Économie
Gazoduc sino-russe : un projet phare dans l’impasse


Alors que Moscou et Pékin ne cessent de célébrer leur partenariat stratégique, la concrétisation du gazoduc Force de Sibérie 2 bute sur les réticences chinoises. Ce projet, crucial pour la Russie frappée par les sanctions, illustre les tensions entre ambitions affichées et intérêts économiques.
Long de 2 600 kilomètres, cet ouvrage doit relier la péninsule de Yamal, dans le Grand Nord sibérien, à la Chine en traversant la Mongolie. Sa capacité annuelle de transport est estimée à 50 milliards de mètres cubes, soit environ 12 % de la consommation chinoise prévue pour 2025. La Russie en fait une priorité absolue depuis la perte d’une grande partie de son marché gazier européen, conséquence de son offensive en Ukraine et des sanctions occidentales qui ont suivi. Un premier gazoduc, Force de Sibérie 1, fonctionne déjà depuis 2019 avec un débit de 38 milliards de mètres cubes par an.

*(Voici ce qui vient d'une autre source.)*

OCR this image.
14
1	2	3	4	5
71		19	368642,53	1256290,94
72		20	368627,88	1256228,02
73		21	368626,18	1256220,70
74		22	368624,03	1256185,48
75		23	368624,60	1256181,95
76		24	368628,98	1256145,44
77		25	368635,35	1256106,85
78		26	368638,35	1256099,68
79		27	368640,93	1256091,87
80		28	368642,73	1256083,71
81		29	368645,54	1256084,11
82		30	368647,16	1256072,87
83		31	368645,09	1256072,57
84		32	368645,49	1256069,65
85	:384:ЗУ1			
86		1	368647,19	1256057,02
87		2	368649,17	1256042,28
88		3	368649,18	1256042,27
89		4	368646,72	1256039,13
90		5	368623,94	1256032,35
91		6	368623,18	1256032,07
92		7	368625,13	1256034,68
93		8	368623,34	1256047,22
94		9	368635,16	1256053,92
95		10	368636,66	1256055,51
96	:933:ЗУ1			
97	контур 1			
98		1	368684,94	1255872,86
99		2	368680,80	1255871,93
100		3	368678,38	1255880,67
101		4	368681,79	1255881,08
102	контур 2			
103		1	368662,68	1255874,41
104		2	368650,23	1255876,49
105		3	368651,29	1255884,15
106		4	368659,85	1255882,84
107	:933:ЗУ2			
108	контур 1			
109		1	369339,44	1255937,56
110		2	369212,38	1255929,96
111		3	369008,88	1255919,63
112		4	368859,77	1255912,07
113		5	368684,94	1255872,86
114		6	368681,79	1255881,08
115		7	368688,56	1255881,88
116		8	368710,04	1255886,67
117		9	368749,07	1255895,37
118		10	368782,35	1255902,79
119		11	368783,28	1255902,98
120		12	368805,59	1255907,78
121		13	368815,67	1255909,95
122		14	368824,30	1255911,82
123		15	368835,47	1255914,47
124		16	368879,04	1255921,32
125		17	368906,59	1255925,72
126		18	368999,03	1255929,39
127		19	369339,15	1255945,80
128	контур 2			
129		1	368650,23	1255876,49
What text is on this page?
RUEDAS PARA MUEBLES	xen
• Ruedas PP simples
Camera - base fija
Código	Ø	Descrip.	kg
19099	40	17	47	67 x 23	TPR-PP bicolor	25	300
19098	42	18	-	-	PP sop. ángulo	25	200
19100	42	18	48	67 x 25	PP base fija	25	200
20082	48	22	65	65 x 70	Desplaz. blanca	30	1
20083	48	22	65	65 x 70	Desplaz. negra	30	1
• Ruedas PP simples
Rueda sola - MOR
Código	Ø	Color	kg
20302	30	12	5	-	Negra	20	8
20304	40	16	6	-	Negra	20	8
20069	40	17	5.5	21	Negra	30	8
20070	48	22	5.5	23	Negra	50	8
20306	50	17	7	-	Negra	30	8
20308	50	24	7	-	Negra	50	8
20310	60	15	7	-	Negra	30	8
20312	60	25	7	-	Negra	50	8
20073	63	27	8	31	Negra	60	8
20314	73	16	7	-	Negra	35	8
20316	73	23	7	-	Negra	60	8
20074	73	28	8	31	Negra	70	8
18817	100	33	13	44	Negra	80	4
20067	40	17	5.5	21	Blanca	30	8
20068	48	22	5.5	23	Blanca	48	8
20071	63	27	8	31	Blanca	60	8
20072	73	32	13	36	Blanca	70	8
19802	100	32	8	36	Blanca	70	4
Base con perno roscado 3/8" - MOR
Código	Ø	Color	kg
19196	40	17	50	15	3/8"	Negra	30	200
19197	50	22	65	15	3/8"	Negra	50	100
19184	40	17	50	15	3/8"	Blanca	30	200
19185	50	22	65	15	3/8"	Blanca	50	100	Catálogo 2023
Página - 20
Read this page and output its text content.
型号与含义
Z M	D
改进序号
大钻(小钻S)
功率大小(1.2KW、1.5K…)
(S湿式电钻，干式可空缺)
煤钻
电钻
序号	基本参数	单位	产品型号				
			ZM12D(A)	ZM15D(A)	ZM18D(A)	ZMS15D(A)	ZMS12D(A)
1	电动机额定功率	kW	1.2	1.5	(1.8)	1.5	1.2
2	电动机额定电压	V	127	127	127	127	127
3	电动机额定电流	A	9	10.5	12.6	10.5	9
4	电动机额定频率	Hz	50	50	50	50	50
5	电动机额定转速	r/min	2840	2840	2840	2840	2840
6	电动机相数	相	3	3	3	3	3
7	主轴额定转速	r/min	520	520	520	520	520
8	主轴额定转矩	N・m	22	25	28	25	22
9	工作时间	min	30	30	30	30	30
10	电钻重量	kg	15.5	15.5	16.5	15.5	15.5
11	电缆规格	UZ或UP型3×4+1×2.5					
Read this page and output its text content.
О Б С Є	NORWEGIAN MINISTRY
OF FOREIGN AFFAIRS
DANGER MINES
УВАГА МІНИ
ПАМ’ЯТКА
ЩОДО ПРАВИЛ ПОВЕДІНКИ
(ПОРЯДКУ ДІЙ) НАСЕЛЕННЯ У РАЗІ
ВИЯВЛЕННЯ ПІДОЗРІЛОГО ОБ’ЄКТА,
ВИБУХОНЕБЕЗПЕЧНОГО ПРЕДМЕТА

Pour Moscou, cet investissement représente un enjeu existentiel. Il s’agit de compenser l’effondrement des livraisons vers l’Europe en trouvant un débouché massif à l’Est. Pékin, de son côté, voit dans ce projet un moyen de renforcer sa sécurité énergétique en diversifiant ses sources d’approvisionnement et en réduisant sa dépendance aux routes maritimes. Mais la Chine, en position de force, refuse de se précipiter. Les négociations butent principalement sur la fixation du prix du gaz, un sujet sensible que Pékin entend maîtriser.
Le chantier n’a toujours pas démarré, malgré l’annonce en 2023 d’un accord de trente ans entre le géant russe Gazprom et le groupe chinois CNPC. Ce texte, censé servir de base juridique au projet, n’a pas suffi à lever les blocages. La Chine a longtemps adopté une posture d’attente, estimant pouvoir se passer de cet approvisionnement. La donne pourrait toutefois évoluer avec la volatilité récente des marchés énergétiques, liée aux tensions au Moyen-Orient et à la fermeture du détroit d’Ormuz. Moscou espère que ces turbulences pousseront Pékin à accélérer.
Les experts restent divisés sur l’issue de cette visite. Certains jugent les chances de progrès élevées, d’autres rappellent que le premier gazoduc a nécessité vingt ans de négociations. La Chine a déjà considérablement accru ses achats d’hydrocarbures russes à prix réduit, multipliant par trois ses importations de gaz au premier trimestre 2026 par rapport à la même période en 2022. Cette dynamique renforce l’interdépendance entre les deux puissances.
Si Force de Sibérie 2 voyait le jour, il enverrait un signal fort aux Occidentaux. Il démontrerait que la Russie, malgré l’isolement diplomatique, reste capable de mener à bien des infrastructures d’envergure. Mais pour l’heure, toutes les cartes restent entre les mains de Pékin, qui entend négocier sans concession.